Siklus kerugian: Anda membeli di harga tinggi -> harga turun -> Anda panik dan menjual dalam kerugian -> harga naik lagi -> penyesalan kembali dimulai.
3. Apa cara untuk keluar dari jebakan ini?
Untuk menjadi trader profesional, Anda harus mengikuti tiga mantra berikut:
a) Tunggu bus berikutnya (Wait for the next bus)
Richard Branson pernah berkata, "Kesempatan dalam bisnis atau investasi mirip dengan bus, jika Anda melewatkan satu, akan ada yang lain datang setelah beberapa saat."

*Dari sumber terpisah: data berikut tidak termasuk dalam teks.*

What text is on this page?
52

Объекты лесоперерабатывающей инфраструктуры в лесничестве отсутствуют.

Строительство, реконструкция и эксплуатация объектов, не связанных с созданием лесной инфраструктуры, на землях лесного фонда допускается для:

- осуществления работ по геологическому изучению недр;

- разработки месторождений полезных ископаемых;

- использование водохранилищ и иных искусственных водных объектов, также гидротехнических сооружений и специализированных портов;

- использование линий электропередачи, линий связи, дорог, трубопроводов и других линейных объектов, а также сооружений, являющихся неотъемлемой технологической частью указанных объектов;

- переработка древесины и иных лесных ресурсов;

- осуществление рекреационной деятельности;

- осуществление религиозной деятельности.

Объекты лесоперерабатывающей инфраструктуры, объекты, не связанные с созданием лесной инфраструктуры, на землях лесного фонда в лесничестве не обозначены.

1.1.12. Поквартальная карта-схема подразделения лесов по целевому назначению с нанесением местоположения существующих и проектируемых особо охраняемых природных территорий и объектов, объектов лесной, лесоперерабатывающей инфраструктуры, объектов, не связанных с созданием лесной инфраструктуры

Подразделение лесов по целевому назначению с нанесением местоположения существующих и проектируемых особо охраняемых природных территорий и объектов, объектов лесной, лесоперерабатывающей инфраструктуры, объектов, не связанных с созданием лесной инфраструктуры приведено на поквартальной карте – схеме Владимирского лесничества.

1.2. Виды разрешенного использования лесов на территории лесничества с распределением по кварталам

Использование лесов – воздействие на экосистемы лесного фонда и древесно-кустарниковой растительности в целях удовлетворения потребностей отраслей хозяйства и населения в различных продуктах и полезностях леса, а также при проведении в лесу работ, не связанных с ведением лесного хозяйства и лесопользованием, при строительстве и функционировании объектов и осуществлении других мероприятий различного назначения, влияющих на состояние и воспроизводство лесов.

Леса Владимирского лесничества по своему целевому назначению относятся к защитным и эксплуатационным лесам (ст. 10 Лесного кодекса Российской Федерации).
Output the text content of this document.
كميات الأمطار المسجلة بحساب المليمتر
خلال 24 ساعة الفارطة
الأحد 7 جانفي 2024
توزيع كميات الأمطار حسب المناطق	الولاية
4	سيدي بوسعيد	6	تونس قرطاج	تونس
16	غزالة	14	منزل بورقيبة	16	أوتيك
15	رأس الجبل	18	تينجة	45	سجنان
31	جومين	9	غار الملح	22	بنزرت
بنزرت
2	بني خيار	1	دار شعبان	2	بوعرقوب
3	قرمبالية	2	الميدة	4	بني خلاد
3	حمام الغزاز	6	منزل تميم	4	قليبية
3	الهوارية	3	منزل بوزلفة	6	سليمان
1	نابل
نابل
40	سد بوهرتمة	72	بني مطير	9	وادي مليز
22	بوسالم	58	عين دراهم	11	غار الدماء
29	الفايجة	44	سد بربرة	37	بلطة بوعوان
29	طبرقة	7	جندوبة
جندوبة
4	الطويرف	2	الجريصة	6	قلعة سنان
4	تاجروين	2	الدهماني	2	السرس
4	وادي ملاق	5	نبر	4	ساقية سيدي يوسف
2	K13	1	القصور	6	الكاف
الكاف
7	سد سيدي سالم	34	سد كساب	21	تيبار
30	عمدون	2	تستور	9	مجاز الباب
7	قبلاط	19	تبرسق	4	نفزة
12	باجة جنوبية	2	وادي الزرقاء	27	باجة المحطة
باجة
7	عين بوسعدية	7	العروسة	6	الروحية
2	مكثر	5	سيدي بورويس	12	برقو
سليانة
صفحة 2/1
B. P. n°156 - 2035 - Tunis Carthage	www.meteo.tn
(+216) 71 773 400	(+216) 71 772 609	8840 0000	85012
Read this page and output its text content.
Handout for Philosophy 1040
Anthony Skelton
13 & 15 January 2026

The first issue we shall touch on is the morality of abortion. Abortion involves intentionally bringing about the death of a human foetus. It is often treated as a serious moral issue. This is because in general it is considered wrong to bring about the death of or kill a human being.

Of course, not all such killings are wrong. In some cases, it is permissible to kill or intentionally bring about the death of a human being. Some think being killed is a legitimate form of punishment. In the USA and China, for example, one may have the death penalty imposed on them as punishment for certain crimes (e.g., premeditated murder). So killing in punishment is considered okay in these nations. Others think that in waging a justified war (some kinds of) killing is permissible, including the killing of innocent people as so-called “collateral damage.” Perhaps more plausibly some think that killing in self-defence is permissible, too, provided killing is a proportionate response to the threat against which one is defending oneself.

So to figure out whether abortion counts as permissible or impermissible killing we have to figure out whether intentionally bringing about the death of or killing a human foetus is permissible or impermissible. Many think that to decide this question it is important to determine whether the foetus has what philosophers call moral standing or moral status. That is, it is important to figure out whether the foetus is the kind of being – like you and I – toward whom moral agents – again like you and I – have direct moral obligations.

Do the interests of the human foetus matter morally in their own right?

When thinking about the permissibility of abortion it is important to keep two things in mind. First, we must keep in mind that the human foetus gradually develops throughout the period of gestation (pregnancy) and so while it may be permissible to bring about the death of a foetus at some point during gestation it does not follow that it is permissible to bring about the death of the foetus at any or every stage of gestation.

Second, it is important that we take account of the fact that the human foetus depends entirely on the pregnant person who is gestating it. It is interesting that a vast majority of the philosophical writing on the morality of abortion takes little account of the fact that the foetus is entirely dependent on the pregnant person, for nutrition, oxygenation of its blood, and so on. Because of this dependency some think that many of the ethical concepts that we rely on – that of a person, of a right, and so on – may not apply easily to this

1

Pasar tidak akan pergi ke mana-mana. Hari ini Anda melewatkan Bitcoin? Besok Ethereum akan memberi kesempatan. Besok Anda juga melewatkan itu? Lusa ada altcoin lain yang akan memberi kesempatan. Melewatkan kesempatan bukan berarti kerugian, tetapi menjaga modal Anda tetap aman.
b) Kejar setup, bukan harga
Profesional tidak pernah trading saat melihat candle yang sedang bergerak cepat. Mereka menunggu harga untuk mencapai zona tertentu mereka (Support/Demand Zone). Jika harga tidak sampai di zona Anda dan naik, biarkan saja. Melepaskan juga merupakan bagian dari trading.
g) Praktikkan JOMO
FOMO berlawanan dengan JOMO (Joy Of Missing Out). Artinya, lebih baik kehilangan kesempatan untuk melakukan trading daripada kehilangan uang akibat trading yang salah. Katakan pada diri sendiri, "Syukurlah! Saya tidak kehilangan uang karena masuk di waktu yang salah, ini adalah keuntungan."
Kata terakhir
Trading bukanlah sprint, ini adalah maraton. Di sini, mereka yang bertahan adalah yang lebih mengutamakan analisis daripada emosi.
Ketika Anda merasa "Ah! Seandainya saya membeli sedikit lebih awal," segera jauhkan tangan Anda dari mouse atau tombol beli. Tarik napas dalam-dalam dan katakan pada diri Anda—"Pasar sedang menggoda saya, tetapi saya tidak akan terjebak dalam perangkap."
Ingatlah: Menyesal tidak ada gunanya, tetapi dengan bersabar, Anda bisa mendapatkan keuntungan.